After all hydro may not be greenSubmitted by Rupak Thapaliya on Fri, 2008-06-20 12:43
After all, hydro may not be emissions free! Surprised? Some scientists are suggesting that hydropower reservoirs may in fact be producing greenhouse gases.
Scientists are suggesting that reservoirs around the world could be emitting as much as 70 millions tons of methane and 1 billion tons of carbon dioxide annually- equivalent to carbon dioxide generated by more than 12 typical coal fired plants operating 24 hours a day for 365 days. This discovery was made long ago by a scientist at University of Alberta and published in a peer reviewed article in 2000. According to the article,
...hydropower can actually emit more greenhouse gases per kilowatt-hour than fossil fuels, including dirty coal...
Another scientist in Brazil has also warned about the greenhouse gas contribution of hydro reservoirs in Brazil. According to him, for every kilowatt-hour of electricity produced from hydro reservoirs in Brazil, 2154 grams of carbon dioxide equivalent is emitted. On the contrary, for a typical modern coal plant, that figure stands between 790 and 1200.
This San Francisco Chronicle op-ed that appeared in November 2006 warns that one Brazilian hydro reservoir alone emits the greenhouse gases equivalent of 54 natural gas plants, for the same amount of power.
As explained by scientists, decaying of organic matter in the reservoir is the primary culprit for production of greenhouse gases. The reservoirs created by hydro dams flood a large area thus submerging large amounts of carbon-rich vegetation and soil. Over time the organic matter decays producing carbon dioxide and potentially methane in some cases, which has much more potential than carbon dioxide to cause global warming. Although such emission is higher during the first few years (up to a decade in some cases) the reservoir will continue to emit green house gases as long as the river feeding the reservoir continues to carry along plants and other organic matter which act as fuel for such emissions. At the same time, it has also been found that when methane-rich water bursts out of turbines and spillways, it releases most of the methane- just like when you open a bottle of soda.

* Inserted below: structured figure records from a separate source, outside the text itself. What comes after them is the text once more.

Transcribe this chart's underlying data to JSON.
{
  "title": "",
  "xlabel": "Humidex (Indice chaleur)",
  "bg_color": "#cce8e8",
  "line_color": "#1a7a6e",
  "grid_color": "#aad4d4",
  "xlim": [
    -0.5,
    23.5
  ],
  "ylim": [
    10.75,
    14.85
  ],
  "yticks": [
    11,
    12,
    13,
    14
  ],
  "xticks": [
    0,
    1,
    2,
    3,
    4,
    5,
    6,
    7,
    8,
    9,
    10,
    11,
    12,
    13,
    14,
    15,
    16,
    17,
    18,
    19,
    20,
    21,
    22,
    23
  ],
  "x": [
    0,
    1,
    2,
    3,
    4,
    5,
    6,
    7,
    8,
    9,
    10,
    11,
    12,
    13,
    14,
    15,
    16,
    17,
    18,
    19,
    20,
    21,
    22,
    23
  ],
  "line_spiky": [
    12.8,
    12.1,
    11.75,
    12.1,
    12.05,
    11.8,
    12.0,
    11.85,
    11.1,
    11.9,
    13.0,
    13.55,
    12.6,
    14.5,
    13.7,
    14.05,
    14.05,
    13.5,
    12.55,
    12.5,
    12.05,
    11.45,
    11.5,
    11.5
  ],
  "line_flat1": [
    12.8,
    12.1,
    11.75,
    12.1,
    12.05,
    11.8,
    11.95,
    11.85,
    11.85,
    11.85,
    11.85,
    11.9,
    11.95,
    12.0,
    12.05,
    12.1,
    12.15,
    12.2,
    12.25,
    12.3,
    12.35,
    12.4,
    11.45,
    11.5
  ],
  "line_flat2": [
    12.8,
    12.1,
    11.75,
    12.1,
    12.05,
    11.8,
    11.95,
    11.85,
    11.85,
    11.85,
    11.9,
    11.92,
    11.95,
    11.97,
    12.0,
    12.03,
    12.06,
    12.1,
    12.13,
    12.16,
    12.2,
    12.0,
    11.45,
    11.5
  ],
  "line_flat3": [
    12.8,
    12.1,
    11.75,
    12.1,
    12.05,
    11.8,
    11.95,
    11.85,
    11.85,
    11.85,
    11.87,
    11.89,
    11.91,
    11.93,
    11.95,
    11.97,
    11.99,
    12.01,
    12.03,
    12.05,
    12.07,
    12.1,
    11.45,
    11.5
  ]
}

Here is another article by Forbes that cautions about the greenhouse gas contribution of hydropower generation. The article states:
The biggest kicker of all is this: Big hydro may not be so green after all. Philip Fearnside, an ecology professor at Brazil's National Institute for Research in the Amazon, has published groundbreaking studies indicating that large dam reservoirs in tropical climates can produce significant amounts of methane, a greenhouse gas more than 20 times as potent as carbon dioxide. (Decomposing vegetation produces methane, which is released slowly by bubbling up in the reservoir, or quickly when water is run through the turbines and released downstream.
In the United States, there has been limited research to estimate greenhouse gas contribution of reservoirs. So far only five lakes in Wisconsin and one in Colorado have been studied for emissions. The average annual emission of carbon dioxide and methane from the five lakes in Wisconsin was calculated to be 242 and 12 grams per square meter respectively. On the contrary, an average tropical forest absorbs 260 grams of carbon dioxide and 0.07 grams of methane per square meter annually. These figures suggest that lakes in Wisconsin, on an average produce more greenhouse gases than tropical forests, traditionally known to be carbon sinks, absorb. Similarly, Dillon Lake in Colorado emits between 5 and 622 grams of methane per square meter.
What is clear from the science available so far is that contrary to the popular belief, hydropower reservoirs cannot be assumed to be emissions free. The amount of emissions varies depending on a number of factors- nature of the reservoir (size and depth), climate type, organic content and other hydrological conditions. More research on this topic is needed to better understand the impacts of reservoir emissions and hydropower on global warming.